The Slack Secret Sauce

First, you need a way to send these alerts. We’re using Slack because it’s like texting for the cloud. But how do we keep the Slack token a secret? We have a secret weapon: Google Secret Manager! It’s like storing your secret sauce in a high-tech vault.

data "google_secret_manager_secret_version" "slack_bot_user_oauth_token" {
  secret  = "secret_me"
  project = var.project_id
}
resource "google_monitoring_notification_channel" "default" {
  project = var.project_id
  display_name = "Notification and alerting"
  type         = "slack"
  labels = {
    "channel_name" = "#alerts-gcp"
  }
  sensitive_labels {
    auth_token = data.google_secret_manager_secret_version.slack_bot_user_oauth_token.secret_data
  }
}

Now, when those VMs start acting up, Slack will be your hotline.

Dashboard Delights

Remember that dashboard you created earlier? It’s about to get even cooler. You want it to display your alerts, right? We’re going to mix some variables and create magic!
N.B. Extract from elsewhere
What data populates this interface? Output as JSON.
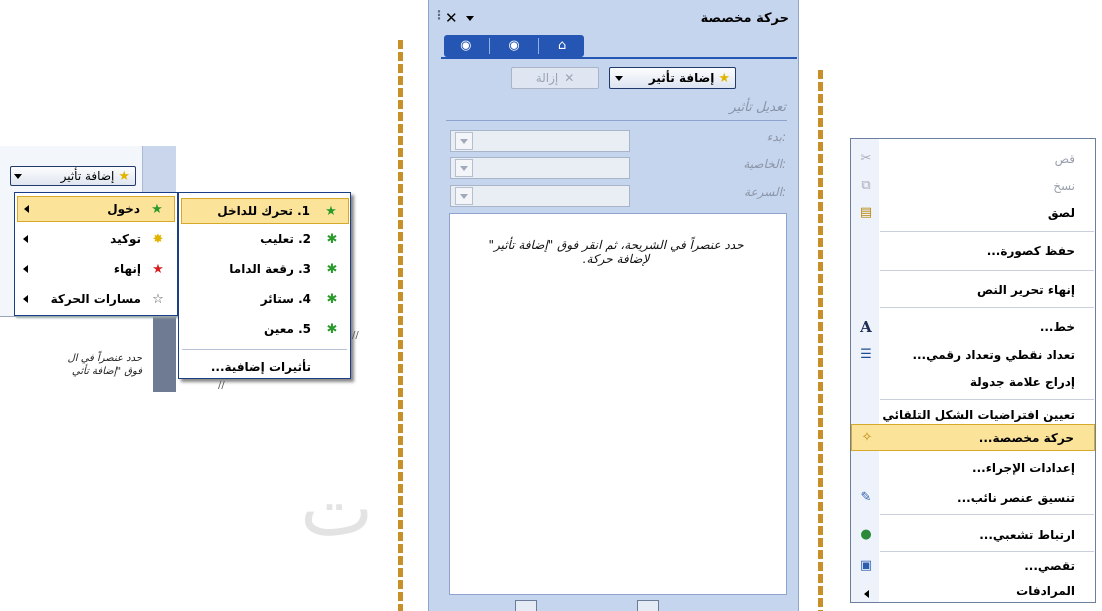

resource "google_monitoring_dashboard" "monitored_dash" {
  project = var.project_id
  dashboard_json = templatefile(
    "dash.jsontpl",
    {
      cpu_alert = google_monitoring_alert_policy.alert_policies["cpu_utilization"].name
      memo_alert = google_monitoring_alert_policy.alert_policies["memory_utilization"].name
      disk_alert = google_monitoring_alert_policy.alert_policies["disk_utilization"].name
    }
  )
  depends_on = [
    google_monitoring_alert_policy.alert_policies
  ]
}

Imagine your dashboard as a canvas, and these alerts are your brush strokes. With each alert, your dashboard becomes a masterpiece!

{
  "dashboardFilters": [],
  "displayName": "GCE VM Instance Monitoring",
  "labels": {},
  "mosaicLayout": {
    "columns": 48,
    "tiles": [
      {
        "height": 19,
        "widget": {
          "alertChart": {
            "name": "${cpu_alert}" ==> because it will replace it with 
             variable above as it will do for the memo_alert 
          }
        },
        "width": 24

Conclusion

You’ve leveled up your GCP monitoring game. Now, when your VMs throw a tantrum, you’ll get a friendly Slack message. Plus, your dashboard will tell you all about it in a visually appealing way. Keep having fun in the cloud, and stay tuned for more cloud adventures!

everything mentioned here, like project names, 
service accounts, and VM names, is just for
 testing purposes and not actual production use.